Question

Find the derivative of the function.
sqrt(x) + 1/4(sin(2x)^2)

Answer 1

\[\sqrt{x}+1/4\sin(2x)^{2}\]

Answer 2

1/2x^-1/2 + 1/2sin(2x) * cos(2x) * 2

Answer 3

\[1/\sqrt{x} + \sin(2x)\cos(2x)\]

Answer 4

\[{d\over dx} \;\;\; \sqrt x+{1\over4}\sin(2x)^2 = {1\over{2\sqrt x}}+ {2\over2}\sin(2x)\cos(2x)\]

Answer 5

well the book says

Answer 6

Remember you're also multiplying the \[{1\over \sqrt{x}}\]by \(1\over2\)

Answer 7

\[1/\sqrt{x} + 2xcos(2x)^{2}\]

Answer 8

i mean yes the 1/2

Answer 9

is there an identity that makes it 2xcos(2x)^2

Answer 10

Not that I know of.

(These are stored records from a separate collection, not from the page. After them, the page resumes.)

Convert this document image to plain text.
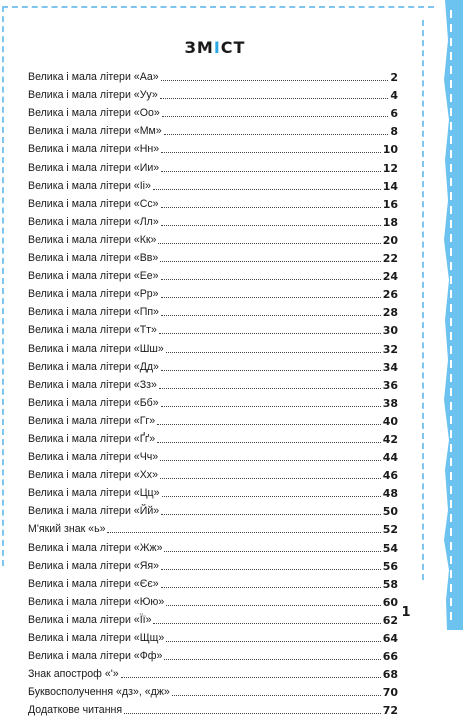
ЗМІСТ
Велика і мала літери «Аа»	2
Велика і мала літери «Уу»	4
Велика і мала літери «Оо»	6
Велика і мала літери «Мм»	8
Велика і мала літери «Нн»	10
Велика і мала літери «Ии»	12
Велика і мала літери «Іі»	14
Велика і мала літери «Сс»	16
Велика і мала літери «Лл»	18
Велика і мала літери «Кк»	20
Велика і мала літери «Вв»	22
Велика і мала літери «Ее»	24
Велика і мала літери «Рр»	26
Велика і мала літери «Пп»	28
Велика і мала літери «Тт»	30
Велика і мала літери «Шш»	32
Велика і мала літери «Дд»	34
Велика і мала літери «Зз»	36
Велика і мала літери «Бб»	38
Велика і мала літери «Гг»	40
Велика і мала літери «Ґґ»	42
Велика і мала літери «Чч»	44
Велика і мала літери «Хх»	46
Велика і мала літери «Цц»	48
Велика і мала літери «Йй»	50
М'який знак «ь»	52
Велика і мала літери «Жж»	54
Велика і мала літери «Яя»	56
Велика і мала літери «Єє»	58
Велика і мала літери «Юю»	60
Велика і мала літери «Її»	62
Велика і мала літери «Щщ»	64
Велика і мала літери «Фф»	66
Знак апостроф «'»	68
Буквосполучення «дз», «дж»	70
Додаткове читання	72
1
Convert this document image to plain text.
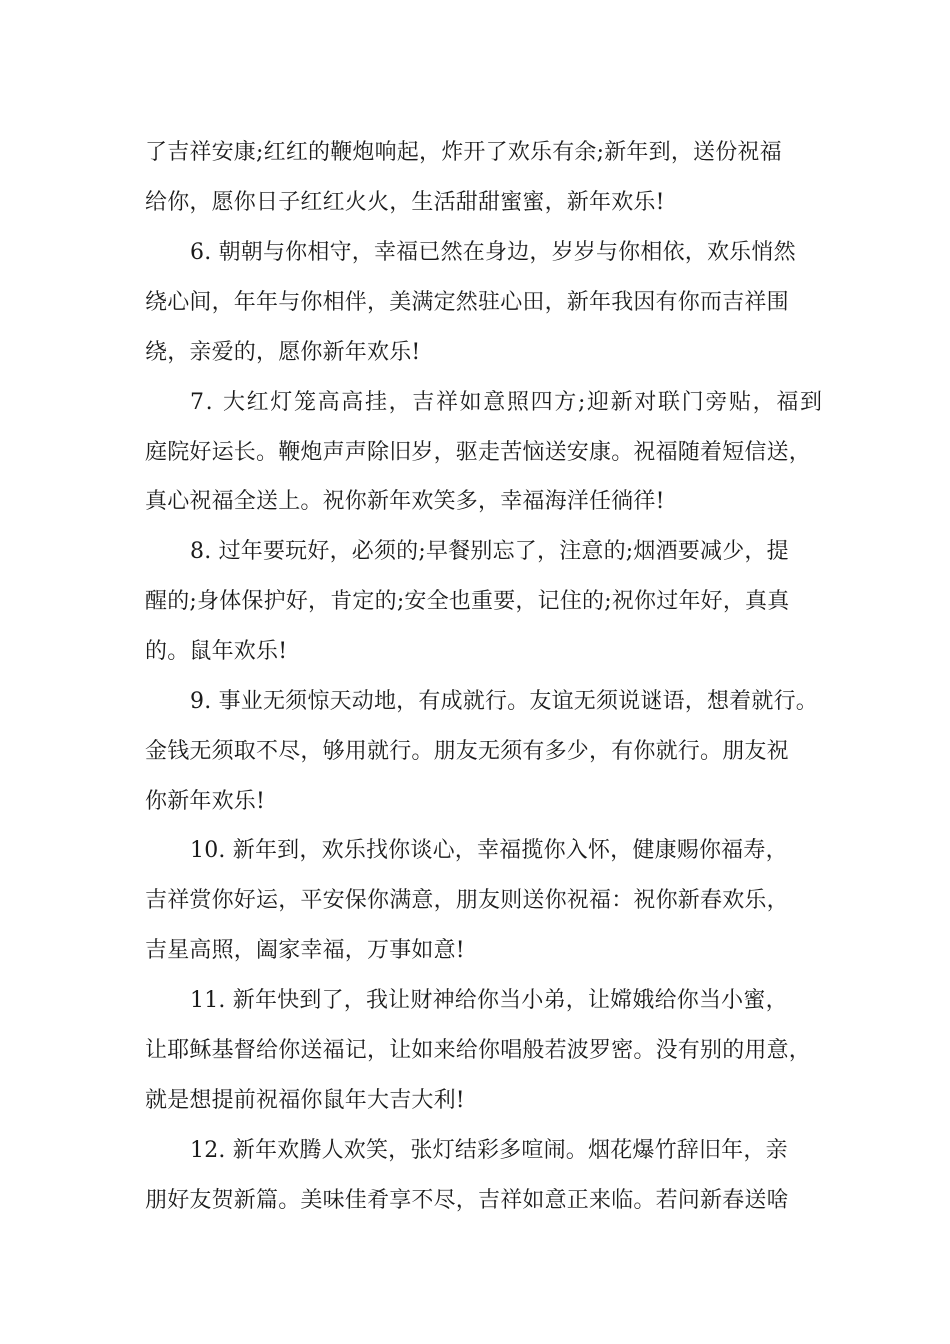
了吉祥安康;红红的鞭炮响起，炸开了欢乐有余;新年到，送份祝福
给你，愿你日子红红火火，生活甜甜蜜蜜，新年欢乐!
6. 朝朝与你相守，幸福已然在身边，岁岁与你相依，欢乐悄然
绕心间，年年与你相伴，美满定然驻心田，新年我因有你而吉祥围
绕，亲爱的，愿你新年欢乐!
7. 大红灯笼高高挂，吉祥如意照四方;迎新对联门旁贴，福到
庭院好运长。鞭炮声声除旧岁，驱走苦恼送安康。祝福随着短信送，
真心祝福全送上。祝你新年欢笑多，幸福海洋任徜徉!
8. 过年要玩好，必须的;早餐别忘了，注意的;烟酒要减少，提
醒的;身体保护好，肯定的;安全也重要，记住的;祝你过年好，真真
的。鼠年欢乐!
9. 事业无须惊天动地，有成就行。友谊无须说谜语，想着就行。
金钱无须取不尽，够用就行。朋友无须有多少，有你就行。朋友祝
你新年欢乐!
10. 新年到，欢乐找你谈心，幸福揽你入怀，健康赐你福寿，
吉祥赏你好运，平安保你满意，朋友则送你祝福：祝你新春欢乐，
吉星高照，阖家幸福，万事如意!
11. 新年快到了，我让财神给你当小弟，让嫦娥给你当小蜜，
让耶稣基督给你送福记，让如来给你唱般若波罗密。没有别的用意，
就是想提前祝福你鼠年大吉大利!
12. 新年欢腾人欢笑，张灯结彩多喧闹。烟花爆竹辞旧年，亲
朋好友贺新篇。美味佳肴享不尽，吉祥如意正来临。若问新春送啥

Let me see if I can get wolfram to change it.

Answer 11

Well, when I use wolfram to integrate \({1\over \sqrt{x}}+2x \cos^2 (2x)\) I don't get the original function back, so I'm thinking the book is wrong.

Answer 12

k i was wondering myself